Brüssel macht ernst im Kampf gegen den illegalen Handel mit Hunden und Katzen: Der EU-Ausschuss für Landwirtschaft und ländliche Entwicklung (AGRI) hat am Dienstag einem Verordnungsvorschlag zugestimmt, der die Haltung, den Handel und die Rückverfolgbarkeit von Hunden und Katzen in der Europäischen Union grundlegend verbessern soll. Ziel ist es, den illegalen Markt für Welpen und Katzenjunge einzudämmen – ein Geschäft, das nicht nur hohe Profite, sondern oft auch massives Tierleid mit sich bringt.
Im Fokus der neuen „EU-Verordnung für das Wohlergehen von Hunden und Katzen und ihre Rückverfolgbarkeit“ stehen vor allem Online-Verkäufe, bei denen Tiere bislang häufig anonym und unter fragwürdigen Bedingungen vermittelt wurden. Künftig soll es eine verpflichtende Kennzeichnung und Registrierung geben, sodass jedes gehandelte Tier eindeutig zurückverfolgt werden kann.

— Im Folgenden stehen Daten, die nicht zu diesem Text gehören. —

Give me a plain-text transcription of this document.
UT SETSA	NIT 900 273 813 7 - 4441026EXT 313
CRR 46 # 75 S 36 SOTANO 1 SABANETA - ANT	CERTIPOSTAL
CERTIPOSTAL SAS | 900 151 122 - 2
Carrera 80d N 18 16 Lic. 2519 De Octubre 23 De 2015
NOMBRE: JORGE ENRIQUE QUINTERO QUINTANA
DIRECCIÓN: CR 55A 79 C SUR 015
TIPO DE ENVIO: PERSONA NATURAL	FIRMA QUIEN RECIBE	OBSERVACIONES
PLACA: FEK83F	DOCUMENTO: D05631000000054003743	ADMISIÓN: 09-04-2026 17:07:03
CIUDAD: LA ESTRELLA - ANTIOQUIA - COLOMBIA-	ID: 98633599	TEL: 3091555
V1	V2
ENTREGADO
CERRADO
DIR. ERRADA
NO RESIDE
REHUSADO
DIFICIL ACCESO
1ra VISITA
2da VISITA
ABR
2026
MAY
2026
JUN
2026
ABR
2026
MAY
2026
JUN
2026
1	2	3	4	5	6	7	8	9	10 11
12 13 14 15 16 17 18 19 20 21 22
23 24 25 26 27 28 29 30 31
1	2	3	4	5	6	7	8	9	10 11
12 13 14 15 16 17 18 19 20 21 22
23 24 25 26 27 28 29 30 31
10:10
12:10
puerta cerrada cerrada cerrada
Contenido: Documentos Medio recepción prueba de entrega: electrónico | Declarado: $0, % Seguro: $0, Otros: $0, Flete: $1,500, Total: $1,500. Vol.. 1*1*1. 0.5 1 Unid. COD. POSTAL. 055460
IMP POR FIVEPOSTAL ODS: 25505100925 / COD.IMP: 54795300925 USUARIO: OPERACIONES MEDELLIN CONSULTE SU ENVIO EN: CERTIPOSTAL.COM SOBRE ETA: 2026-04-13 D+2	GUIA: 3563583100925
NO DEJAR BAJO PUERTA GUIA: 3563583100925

Zudem sollen europaweit Mindeststandards für Zuchtbetriebe eingeführt werden – etwa in Bezug auf Unterbringung, Pflege und Fütterung der Tiere. Damit will die EU dem grausamen Geschäft mit todkranken, falsch geimpften oder misshandelten Tieren einen Riegel vorschieben.
Laut der Tierschutzorganisation Vier Pfoten liegt der geschätzte Marktwert für Hunde allein in der EU bei rund 4,6 Milliarden Euro – in Österreich sind es mindestens 54 Millionen Euro, von denen rund 38 Millionen Euro auf den illegalen Handel mit Tieren aus dubiosen Quellen entfallen.
Die Reaktionen auf die Abstimmung im AGRI-Ausschuss fallen unterschiedlich aus:
Der österreichische ÖVP-Abgeordnete Alexander Bernhuber sprach von einem „wichtigen Kompromiss“ und zeigte sich erleichtert über die Fortschritte im Tierschutz.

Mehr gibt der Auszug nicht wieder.